Belfast Telegraph

Wednesday 27 August 2014

DebateNI home of Northern Ireland politics

Welcome mat and roadmap for peace awaits G8 leaders

Peace dividend: Martin McGuinness and Peter Robinson with David Cameron at Downing Street
Peace dividend: Martin McGuinness and Peter Robinson with David Cameron at Downing Street

So far so good. The loony lefties and anarchic demonstrators who usually inhabit G8 summits have stayed away.

The genuine protests over the weekend turned out to be low-key and orderly as they must continue to be because Northern Ireland has had enough of trouble and people here are rightly proud and protective of the peace they have achieved.

The Deputy First Minister Martin McGuinness said as much on Friday afternoon when he spoke at Downing Street, standing alongside Peter Robinson and David Cameron. The package of measures which they agreed on the economy and a shared future should be welcomed by everyone as another step in the right direction.

We may grumble and complain about the cost of the G8 summit but Northern Ireland does not get many days like this. Today and tomorrow represent a unique opportunity to show how much this once infamous trouble-spot has truly changed for the better, as it has.

This is a rare chance to pinpoint positively the county of Fermanagh and the province of Ulster on a global stage. Even as the summit is reported in Washington or Moscow, Ottawa or Tokyo, or across Europe, who knows what influence the words and pictures may have on someone considering a new investment or a holiday in this part of the world.

The visit of President Clinton to Belfast in the 1990s marked a turning point from conflict. The presence of another president, Barack Obama in the city this morning, speaking to a new generation, symbolises the coming of age of the peace process as does the fact that the G8 summit is here at all.

Northern Ireland is a rare, if qualified, success story. We would not be where we are today without the moral support and persuasive powers of the United States, with which this small island has such fraternal ties, or the goodwill and financial backing of the European Community.

Washington and Brussels need to maintain their interest and continue their support to ensure a truly stable Ireland, north and south.

As the Prime Minister David Cameron said last week it would have been unthinkable 20 or even 10 years ago that such an important global event could be staged here, let alone in Fermanagh.

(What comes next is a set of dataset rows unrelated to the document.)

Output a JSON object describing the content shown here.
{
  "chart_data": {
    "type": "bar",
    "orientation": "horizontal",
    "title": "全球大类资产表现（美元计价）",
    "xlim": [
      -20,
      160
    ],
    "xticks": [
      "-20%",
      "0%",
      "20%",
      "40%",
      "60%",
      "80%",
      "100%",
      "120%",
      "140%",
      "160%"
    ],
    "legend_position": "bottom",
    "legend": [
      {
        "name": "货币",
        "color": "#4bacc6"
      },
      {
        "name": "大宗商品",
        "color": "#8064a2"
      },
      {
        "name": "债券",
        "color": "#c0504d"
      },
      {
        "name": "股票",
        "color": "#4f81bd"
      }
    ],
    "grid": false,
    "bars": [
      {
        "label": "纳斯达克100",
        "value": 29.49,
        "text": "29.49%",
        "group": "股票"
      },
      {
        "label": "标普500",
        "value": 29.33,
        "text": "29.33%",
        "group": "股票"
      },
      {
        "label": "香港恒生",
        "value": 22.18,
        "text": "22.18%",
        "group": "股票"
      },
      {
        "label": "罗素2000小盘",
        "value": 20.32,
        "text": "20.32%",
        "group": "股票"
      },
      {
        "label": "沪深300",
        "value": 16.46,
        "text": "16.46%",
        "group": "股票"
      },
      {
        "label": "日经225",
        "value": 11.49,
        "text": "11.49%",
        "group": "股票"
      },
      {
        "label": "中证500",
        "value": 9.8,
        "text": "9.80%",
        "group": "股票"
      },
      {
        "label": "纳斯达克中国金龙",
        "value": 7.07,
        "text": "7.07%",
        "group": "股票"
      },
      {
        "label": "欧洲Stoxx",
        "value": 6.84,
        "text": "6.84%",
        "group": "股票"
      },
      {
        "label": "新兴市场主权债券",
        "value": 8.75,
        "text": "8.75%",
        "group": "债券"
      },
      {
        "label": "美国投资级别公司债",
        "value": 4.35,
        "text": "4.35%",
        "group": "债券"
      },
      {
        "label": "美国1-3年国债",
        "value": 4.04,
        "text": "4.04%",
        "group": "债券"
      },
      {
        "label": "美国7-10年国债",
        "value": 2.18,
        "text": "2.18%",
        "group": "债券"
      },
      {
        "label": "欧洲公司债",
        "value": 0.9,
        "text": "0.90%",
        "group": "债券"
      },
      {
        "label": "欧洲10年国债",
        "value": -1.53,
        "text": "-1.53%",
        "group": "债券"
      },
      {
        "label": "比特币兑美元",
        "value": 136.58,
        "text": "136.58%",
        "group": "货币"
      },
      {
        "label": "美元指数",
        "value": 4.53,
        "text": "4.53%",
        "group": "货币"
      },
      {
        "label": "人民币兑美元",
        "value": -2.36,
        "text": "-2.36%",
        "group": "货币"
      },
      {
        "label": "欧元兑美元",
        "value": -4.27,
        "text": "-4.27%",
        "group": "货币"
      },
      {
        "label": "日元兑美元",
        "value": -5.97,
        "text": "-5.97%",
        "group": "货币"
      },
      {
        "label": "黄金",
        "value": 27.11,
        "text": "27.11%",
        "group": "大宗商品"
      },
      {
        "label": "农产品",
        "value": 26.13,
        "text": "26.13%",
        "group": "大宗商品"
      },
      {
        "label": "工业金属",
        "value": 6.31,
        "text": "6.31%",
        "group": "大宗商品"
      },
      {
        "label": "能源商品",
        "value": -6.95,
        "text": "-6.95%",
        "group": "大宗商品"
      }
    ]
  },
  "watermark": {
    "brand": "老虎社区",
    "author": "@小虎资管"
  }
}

His choice of venue is a masterstroke. The photograph of him with so many powerful world figures standing together by the shores of Lough Erne will be another iconic image on Northern Ireland's long hard road to a settled society.

That is not to say this tiny place has become a paragon of political virtue. Deep divisions remain but slowly the tide continues to flow one way towards more mutual respect and trust. While the stigma of sectarianism is still very evident, people here are learning to cope with their differences perhaps better than communities in G8 states, where ethnic tensions and trouble are on the increase.

If only they could, Vladimir Putin and Mr Obama would do well to step outside the security fence around the Lough Erne resort and take the opportunity to speak to the locals, unionist and nationalist, alike. The G8 leaders would learn some home truths which could be just as valuable in conflict resolution as any of the deliberations in their hotel.

Whether the G8 summit arrives at any meaningful agreement on conflicts such as that in Syria, or on other global issues such as hunger and poverty, the leaders could not be in a better place to find inspiration.

The ordinary people of Fermanagh could tell them that dialogue not violence has proved the only way of resolving difference. In the towns and villages around Fermanagh there are many examples of rebuilding from the wreckage of the past.

When the presidents and prime ministers look out on the stunningly beautiful and tranquil landscape of the Lough Erne resort, they will not recognise a people who have been to hell and back within the past half century. In place of the horrific events which took place in and around Enniskillen and the Fermanagh border, a remarkable spirit of cross-community determination has emerged.

Northern Ireland is still no heaven but it has moved on and is surely worth a serious look in terms of further international investment and as a tourist destination with a quality of life no better illustrated than in the beauty of Fermanagh's lakeland.

The message from Northern Ireland to the G8 leaders must be: Come on in and enjoy.

And learn by your experience – as political leaders on this island have done – that there IS an answer, no matter how long it takes to find it.